The faucet leaks

There I had another one. Such a confirmation letter from a service I purchased. In corporate terminology, I would call this a process letter – one of those letters that the system poops out on its own, because a customer has ordered, changed or cancelled something.

Of course, it is important that these letters come out automatically. Because it is no longer quite of today, that there is a room full of typists. Who type these kinds of letters on a custom basis, based on every customer thing that comes along. But why are these system letters not so contemporary? So distant? And why do they use references, which I can't access with my hat? Who came up with it? K-532-Zleven. Or 54352-trxxx. It probably has to do with my customer number, address or date of birth. Or is it a similarly complicated and ingenious system as the license plates of cars? Someone came up with a series, it ran out and so a new series was introduced. Kind of.

But I digress. I myself have been responsible for customer communication. I know how difficult it is to change these process letters. It's just a huge job. It's the kind of job that no one really wants to burn their fingers on. Because there's quite a lot involved. It starts with the question: do we use 'you' or 'you' and ends with 'which letter is sent when' and 'where does a possible answer go'? And what words should you use? Words that the customer must be able to understand. B1, Jip and Janneke. Ah, ah, choices, choices...

Really, no one is eager to do this job in terms of customer communication. And yet... If the tap leaks, you have to fix it (or have it made) and then mop. That is what I want to make my point about. About that mopping. This works best when the crane has been repaired. Otherwise, it's going to be such a mess. So that from today on, only letters and e-mails will go out that deliver the right message to the right recipient, in the right language and at the right time.
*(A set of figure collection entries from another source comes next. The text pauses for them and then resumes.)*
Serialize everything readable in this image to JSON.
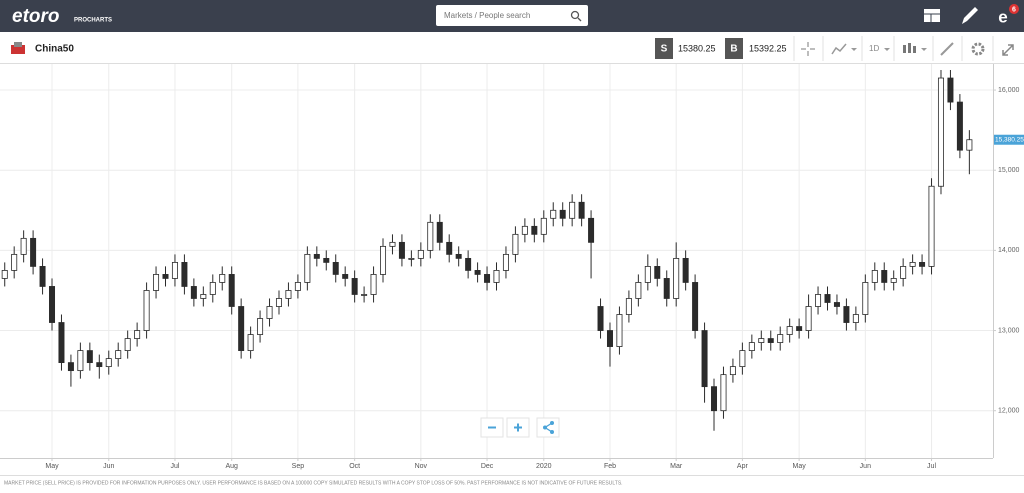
{
  "header": {
    "logo": "etoro",
    "logo_sub": "PROCHARTS",
    "search_placeholder": "Markets / People search",
    "notification_count": 6
  },
  "instrument": {
    "name": "China50",
    "sell_label": "S",
    "sell_price": 15380.25,
    "buy_label": "B",
    "buy_price": 15392.25,
    "timeframe": "1D"
  },
  "chart_data": {
    "type": "candlestick",
    "x": [
      0,
      1,
      2,
      3,
      4,
      5,
      6,
      7,
      8,
      9,
      10,
      11,
      12,
      13,
      14,
      15,
      16,
      17,
      18,
      19,
      20,
      21,
      22,
      23,
      24,
      25,
      26,
      27,
      28,
      29,
      30,
      31,
      32,
      33,
      34,
      35,
      36,
      37,
      38,
      39,
      40,
      41,
      42,
      43,
      44,
      45,
      46,
      47,
      48,
      49,
      50,
      51,
      52,
      53,
      54,
      55,
      56,
      57,
      58,
      59,
      60,
      61,
      62,
      63,
      64,
      65,
      66,
      67,
      68,
      69,
      70,
      71,
      72,
      73,
      74,
      75,
      76,
      77,
      78,
      79,
      80,
      81,
      82,
      83,
      84,
      85,
      86,
      87,
      88,
      89,
      90,
      91,
      92,
      93,
      94,
      95,
      96,
      97,
      98,
      99,
      100,
      101,
      102
    ],
    "open": [
      13650,
      13750,
      13950,
      14150,
      13800,
      13550,
      13100,
      12600,
      12500,
      12750,
      12600,
      12550,
      12650,
      12750,
      12900,
      13000,
      13500,
      13700,
      13650,
      13850,
      13550,
      13400,
      13450,
      13600,
      13700,
      13300,
      12750,
      12950,
      13150,
      13300,
      13400,
      13500,
      13600,
      13950,
      13900,
      13850,
      13700,
      13650,
      13450,
      13450,
      13700,
      14050,
      14100,
      13900,
      13900,
      14000,
      14350,
      14100,
      13950,
      13900,
      13750,
      13700,
      13600,
      13750,
      13950,
      14200,
      14300,
      14200,
      14400,
      14500,
      14400,
      14600,
      14400,
      13300,
      13000,
      12800,
      13200,
      13400,
      13600,
      13800,
      13650,
      13400,
      13900,
      13600,
      13000,
      12300,
      12000,
      12450,
      12550,
      12750,
      12850,
      12900,
      12850,
      12950,
      13050,
      13000,
      13300,
      13450,
      13350,
      13300,
      13100,
      13200,
      13600,
      13750,
      13600,
      13650,
      13800,
      13850,
      13800,
      14800,
      16150,
      15850,
      15250
    ],
    "high": [
      13850,
      14050,
      14250,
      14250,
      13900,
      13650,
      13200,
      12700,
      12850,
      12850,
      12700,
      12750,
      12850,
      13000,
      13100,
      13600,
      13800,
      13800,
      13950,
      13950,
      13650,
      13550,
      13700,
      13800,
      13800,
      13400,
      13050,
      13250,
      13400,
      13500,
      13600,
      13700,
      14050,
      14050,
      14000,
      13950,
      13800,
      13750,
      13550,
      13800,
      14150,
      14200,
      14200,
      14000,
      14100,
      14450,
      14450,
      14200,
      14050,
      14000,
      13850,
      13800,
      13850,
      14050,
      14300,
      14400,
      14400,
      14500,
      14600,
      14600,
      14700,
      14700,
      14500,
      13400,
      13100,
      13300,
      13500,
      13700,
      13950,
      13900,
      13750,
      14100,
      14000,
      13700,
      13100,
      12400,
      12550,
      12650,
      12850,
      12950,
      13000,
      13000,
      13050,
      13150,
      13150,
      13450,
      13550,
      13550,
      13450,
      13400,
      13300,
      13700,
      13850,
      13850,
      13750,
      13900,
      13950,
      13950,
      14900,
      16250,
      16250,
      15950,
      15500
    ],
    "low": [
      13550,
      13650,
      13850,
      13700,
      13450,
      13000,
      12500,
      12300,
      12400,
      12500,
      12400,
      12450,
      12550,
      12650,
      12800,
      12900,
      13400,
      13550,
      13550,
      13450,
      13300,
      13300,
      13350,
      13500,
      13200,
      12650,
      12650,
      12850,
      13050,
      13200,
      13300,
      13400,
      13500,
      13800,
      13750,
      13600,
      13550,
      13350,
      13350,
      13350,
      13600,
      13950,
      13800,
      13800,
      13800,
      13900,
      14000,
      13850,
      13800,
      13650,
      13600,
      13500,
      13500,
      13650,
      13850,
      14100,
      14100,
      14100,
      14300,
      14300,
      14300,
      14300,
      13650,
      12900,
      12550,
      12700,
      13100,
      13300,
      13500,
      13550,
      13300,
      13300,
      13500,
      12900,
      12100,
      11750,
      11900,
      12350,
      12450,
      12650,
      12750,
      12750,
      12750,
      12850,
      12900,
      12900,
      13200,
      13250,
      13200,
      13000,
      13000,
      13100,
      13500,
      13500,
      13500,
      13550,
      13700,
      13700,
      13700,
      14700,
      15750,
      15150,
      14950
    ],
    "close": [
      13750,
      13950,
      14150,
      13800,
      13550,
      13100,
      12600,
      12500,
      12750,
      12600,
      12550,
      12650,
      12750,
      12900,
      13000,
      13500,
      13700,
      13650,
      13850,
      13550,
      13400,
      13450,
      13600,
      13700,
      13300,
      12750,
      12950,
      13150,
      13300,
      13400,
      13500,
      13600,
      13950,
      13900,
      13850,
      13700,
      13650,
      13450,
      13450,
      13700,
      14050,
      14100,
      13900,
      13900,
      14000,
      14350,
      14100,
      13950,
      13900,
      13750,
      13700,
      13600,
      13750,
      13950,
      14200,
      14300,
      14200,
      14400,
      14500,
      14400,
      14600,
      14400,
      14100,
      13000,
      12800,
      13200,
      13400,
      13600,
      13800,
      13650,
      13400,
      13900,
      13600,
      13000,
      12300,
      12000,
      12450,
      12550,
      12750,
      12850,
      12900,
      12850,
      12950,
      13050,
      13000,
      13300,
      13450,
      13350,
      13300,
      13100,
      13200,
      13600,
      13750,
      13600,
      13650,
      13800,
      13850,
      13800,
      14800,
      16150,
      15850,
      15250,
      15380.25
    ],
    "xlim": [
      -0.5,
      104.5
    ],
    "xticks": [
      {
        "value": 5,
        "label": "May"
      },
      {
        "value": 11,
        "label": "Jun"
      },
      {
        "value": 18,
        "label": "Jul"
      },
      {
        "value": 24,
        "label": "Aug"
      },
      {
        "value": 31,
        "label": "Sep"
      },
      {
        "value": 37,
        "label": "Oct"
      },
      {
        "value": 44,
        "label": "Nov"
      },
      {
        "value": 51,
        "label": "Dec"
      },
      {
        "value": 57,
        "label": "2020"
      },
      {
        "value": 64,
        "label": "Feb"
      },
      {
        "value": 71,
        "label": "Mar"
      },
      {
        "value": 78,
        "label": "Apr"
      },
      {
        "value": 84,
        "label": "May"
      },
      {
        "value": 91,
        "label": "Jun"
      },
      {
        "value": 98,
        "label": "Jul"
      }
    ],
    "ylim": [
      11410,
      16325
    ],
    "yticks": [
      {
        "value": 12000,
        "label": "12,000"
      },
      {
        "value": 13000,
        "label": "13,000"
      },
      {
        "value": 14000,
        "label": "14,000"
      },
      {
        "value": 15000,
        "label": "15,000"
      },
      {
        "value": 16000,
        "label": "16,000"
      }
    ],
    "grid": true,
    "up_color": "#ffffff",
    "down_color": "#2b2b2b",
    "wick_color": "#2b2b2b",
    "last_price": {
      "value": 15380.25,
      "label": "15,380.25"
    },
    "last_price_color": "#4aa3d8"
  },
  "footer": {
    "disclaimer": "MARKET PRICE (SELL PRICE) IS PROVIDED FOR INFORMATION PURPOSES ONLY. USER PERFORMANCE IS BASED ON A 100000 COPY SIMULATED RESULTS WITH A COPY STOP LOSS OF 50%. PAST PERFORMANCE IS NOT INDICATIVE OF FUTURE RESULTS."
  }
}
And then? Then it's time to start mopping up: you're going to tackle process communication. That mega project. Just take two years to do that. Minimal, I would say.

The worst part is that you don't get many honorable mentions for this. Because as soon as you're done, the first letter is already outdated. Or does the company have a new name? Or a new tone-of-voice. Or a new logo. Or a new director. Because, well, all those letters have to have the right signature... It would make you despondent.

 

This blog was written for CustomerFirst and published on November 13, 2019.